Last updated: January 11, 2021
If you don’t include a random drug test in your drug-free program, you might consider it after you hear this!
A whopping 40% of illicit drug users in the United States say that when a company drug tests, they aren’t likely to apply.
A lot of people can refrain from drug use long enough to clean out their system and get a job. There’s no way to plan ahead for a random test though. That’s why employers who add a random drug test to their drug-free policies are more likely to attract employees who never use them.
It’s important to set up your random program correctly. You greatly reduce the threat of a future lawsuit if an employee feels they were discriminated against.
Don’t use a hat
It’s best not to select employees for the random drug test list by drawing names out of a hat, throwing darts, or drawing straws. Even if it’s done wearing a blindfold, if an employee tests positive they may accuse you of foul play and hit you with a lawsuit.
Take it off-site
Having a third party manage your random process is the best-case scenario.
They use computer software to generate a random list. All you have to do is make sure they have a current list of employees for the name pool.
Don’t give it away
The purpose of a random drug test is to catch any users unaware. If the random tests always come up at the same time of year, it won’t be long before they’re expected.
That totally defeats the purpose, so mix it up and keep them guessing.
Communication is the key
Document your reason for conducting random drug tests throughout your policy, protocols, employee training, and education.

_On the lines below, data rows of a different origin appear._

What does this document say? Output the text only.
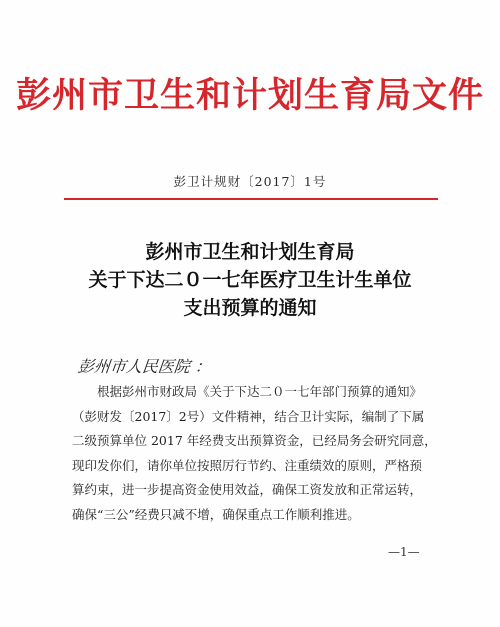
彭州市卫生和计划生育局文件
彭卫计规财〔2017〕1号
彭州市卫生和计划生育局
关于下达二０一七年医疗卫生计生单位
支出预算的通知
彭州市人民医院 ：
根据彭州市财政局《关于下达二０一七年部门预算的通知》
（彭财发〔2017〕2号）文件精神，结合卫计实际，编制了下属
二级预算单位 2017 年经费支出预算资金，已经局务会研究同意，
现印发你们，请你单位按照厉行节约、注重绩效的原则，严格预
算约束，进一步提高资金使用效益，确保工资发放和正常运转，
确保“三公”经费只减不增，确保重点工作顺利推进。
—1—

Focus on the fact that drug-free programs increase workplace safety. And, when discussing the random drug test, mention that 40% statistic.
The majority of employees don’t use drugs and will be open to plans that reduce drug use in the workplace.
Sometimes random doesn’t seem fair
It may not have happened within every company that conducts random drug testing, but you can bet it’s happened in a lot.
Some people seem to have a knack for having their name pop up on the random list fairly frequently and some may never have their name come up at all.
Employees have complained that it’s not fair—especially if their name is the one that keeps winding up on the list!
If the subject comes up, ensure your employee that it’s truly just the “luck of the draw.”
If a name is removed from the test pool after someone is randomly tested and isn’t added again until everyone’s tested, any drug users would know they were “home free” until it was time to put their name back in the draw.
You might ask if they play the lottery, too—they may have a pretty good chance at winning!